Enhanced AMPA-evoked currents in α6L9′S VTA DA neurons are mediated, in part, by α4 nAChR subunits. (A) Slice treatment procedure. Brain slices from adult α6L9′S and α6L9′Sα4KO littermate mice were cut, recovered for 60 minutes, and incubated for 60 minutes in control recording solution or recording solution plus nicotine (100 nM). Nicotine was washed out for ≥60 minutes, and whole-cell recordings were established in VTA DA neurons. (B) Representative AMPA-evoked currents ([AMPA] = 100 μM) at +40 and −60 mV in VTA DA neurons from α6L9′S and α6L9′Sα4KO brain slices after incubation in 100 nM nicotine for 60 minutes. (C) Summary showing mean ± S.E.M. AMPA-evoked currents ([AMPA] = 100 μM) in α6L9′S and α6L9′Sα4KO VTA DA neurons in response to the conditions described in A. ***P < 0.001.

Fig. 8.

α6* nAChR function is reduced in α4KO mice. (A) Schematic of α6GFP transgenic mice and α6GFP nAChRs. (B) The resulting α6* nAChR that remains after crossing α6GFP mice to α4KO mice is shown. (C) α6* nAChRs were quantified in α6GFP and α6GFPα4KO VTA DA neurons using anti-GFP immunohistochemistry and confocal microscopy.

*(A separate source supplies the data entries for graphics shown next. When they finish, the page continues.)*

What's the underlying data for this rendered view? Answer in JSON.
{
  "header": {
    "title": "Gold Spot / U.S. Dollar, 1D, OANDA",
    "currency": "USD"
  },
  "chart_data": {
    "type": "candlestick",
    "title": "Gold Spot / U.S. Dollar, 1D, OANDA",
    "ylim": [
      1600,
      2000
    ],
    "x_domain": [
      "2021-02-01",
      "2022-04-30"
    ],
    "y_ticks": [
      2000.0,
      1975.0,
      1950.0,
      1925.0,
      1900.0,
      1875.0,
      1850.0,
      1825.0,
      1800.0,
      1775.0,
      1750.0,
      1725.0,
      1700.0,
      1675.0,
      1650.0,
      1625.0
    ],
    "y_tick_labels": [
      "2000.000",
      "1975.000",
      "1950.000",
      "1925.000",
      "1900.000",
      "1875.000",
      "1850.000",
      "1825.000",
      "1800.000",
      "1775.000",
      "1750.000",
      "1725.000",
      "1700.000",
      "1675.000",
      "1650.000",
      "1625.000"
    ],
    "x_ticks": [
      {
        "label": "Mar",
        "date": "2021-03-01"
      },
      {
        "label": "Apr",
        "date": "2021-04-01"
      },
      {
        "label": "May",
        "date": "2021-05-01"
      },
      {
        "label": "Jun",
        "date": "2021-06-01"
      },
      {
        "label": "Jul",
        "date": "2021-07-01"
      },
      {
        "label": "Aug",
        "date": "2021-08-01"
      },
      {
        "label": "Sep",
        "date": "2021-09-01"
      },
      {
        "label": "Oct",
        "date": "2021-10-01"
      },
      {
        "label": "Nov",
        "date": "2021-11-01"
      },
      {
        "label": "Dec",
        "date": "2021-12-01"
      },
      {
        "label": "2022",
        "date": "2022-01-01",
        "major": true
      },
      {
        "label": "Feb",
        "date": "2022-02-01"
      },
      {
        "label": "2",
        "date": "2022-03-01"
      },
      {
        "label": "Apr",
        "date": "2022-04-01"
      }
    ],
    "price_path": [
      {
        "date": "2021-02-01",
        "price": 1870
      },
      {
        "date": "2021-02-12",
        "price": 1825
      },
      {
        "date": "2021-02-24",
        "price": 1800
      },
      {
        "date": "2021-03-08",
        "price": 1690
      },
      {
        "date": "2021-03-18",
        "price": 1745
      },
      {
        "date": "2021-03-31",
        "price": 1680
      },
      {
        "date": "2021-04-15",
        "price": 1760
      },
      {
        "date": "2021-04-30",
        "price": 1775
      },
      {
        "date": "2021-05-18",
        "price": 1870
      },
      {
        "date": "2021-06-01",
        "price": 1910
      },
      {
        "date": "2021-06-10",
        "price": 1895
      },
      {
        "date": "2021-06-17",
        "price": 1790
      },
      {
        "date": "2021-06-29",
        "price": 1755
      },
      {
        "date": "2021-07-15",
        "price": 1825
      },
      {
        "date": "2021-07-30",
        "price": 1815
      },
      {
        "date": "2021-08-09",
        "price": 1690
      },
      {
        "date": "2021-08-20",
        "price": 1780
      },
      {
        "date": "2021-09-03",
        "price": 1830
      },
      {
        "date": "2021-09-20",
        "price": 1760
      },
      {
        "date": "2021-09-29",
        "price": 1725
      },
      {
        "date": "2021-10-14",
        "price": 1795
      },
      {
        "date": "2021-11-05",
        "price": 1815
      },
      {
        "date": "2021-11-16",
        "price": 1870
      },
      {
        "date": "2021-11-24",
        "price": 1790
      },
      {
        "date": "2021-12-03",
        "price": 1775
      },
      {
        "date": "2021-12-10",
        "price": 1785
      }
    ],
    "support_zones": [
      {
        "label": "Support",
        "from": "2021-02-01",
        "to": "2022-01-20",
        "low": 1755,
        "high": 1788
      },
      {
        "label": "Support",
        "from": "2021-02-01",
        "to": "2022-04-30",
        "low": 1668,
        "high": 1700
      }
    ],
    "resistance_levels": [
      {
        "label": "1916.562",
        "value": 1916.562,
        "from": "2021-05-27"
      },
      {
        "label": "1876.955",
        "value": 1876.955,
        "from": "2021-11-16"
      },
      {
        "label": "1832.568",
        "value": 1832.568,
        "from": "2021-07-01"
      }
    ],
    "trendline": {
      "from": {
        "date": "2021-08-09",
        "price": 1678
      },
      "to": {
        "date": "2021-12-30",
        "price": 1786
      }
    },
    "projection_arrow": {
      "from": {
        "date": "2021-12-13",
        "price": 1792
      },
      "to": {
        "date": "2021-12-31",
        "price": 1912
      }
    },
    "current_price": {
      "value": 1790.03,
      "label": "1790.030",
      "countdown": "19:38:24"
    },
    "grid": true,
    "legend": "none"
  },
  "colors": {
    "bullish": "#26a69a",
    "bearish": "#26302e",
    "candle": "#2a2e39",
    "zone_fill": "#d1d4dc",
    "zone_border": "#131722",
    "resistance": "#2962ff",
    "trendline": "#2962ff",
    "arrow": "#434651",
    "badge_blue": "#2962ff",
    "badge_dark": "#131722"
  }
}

Mean per-cell pixel intensity for each genotype is shown. (D) The resulting α6* nAChR that remains after crossing α6L9′S mice to α4KO mice is shown. (E) Representative ACh-evoked currents in α6L9′S and α6L9′Sα4KO VTA DA neurons. VTA DA neurons from both genotypes were patch clamped and ACh was puff-applied (250 milliseconds) at the indicated concentration. (F) Summary showing mean ± S.E.M. ACh-evoked current in α6L9′S and α6L9′Sα4KO VTA DA neurons in response to the indicated concentration of ACh. (G) Representative nicotine-evoked currents in α6L9′S and α6L9′Sα4KO VTA DA neurons. VTA DA neurons from both genotypes were patch clamped and nicotine was puff-applied at the indicated concentration. (H) Summary showing mean ± S.E.M. nicotine-evoked current in α6L9′S and α6L9′Sα4KO VTA DA neurons in response to the indicated concentration of nicotine. **P < 0.01.

Fig. 9.

NMDA-evoked currents are not changed by nicotine in α6L9′S VTA DA neurons. (A) Slice treatment procedure. Brain slices from adult α6L9′S and non-Tg littermate mice were cut, recovered for 60 minutes, and incubated for 60 minutes in control recording solution or recording solution plus nicotine (100 nM). Nicotine was washed out for ≥60 minutes, and whole-cell recordings were established in VTA DA neurons. (B) Representative NMDA-evoked currents ([NMDA] = 100 μM) at +40 mV in VTA DA neurons from α6L9′S and non-Tg littermate brain slices in response to control incubation or incubation in 100 nM nicotine for 60 minutes. (C) Summary showing mean ± S.E.M. NMDA-evoked currents ([NMDA] = 100 μM) in α6L9′S and non-Tg littermate VTA DA neurons in response to the conditions described in A.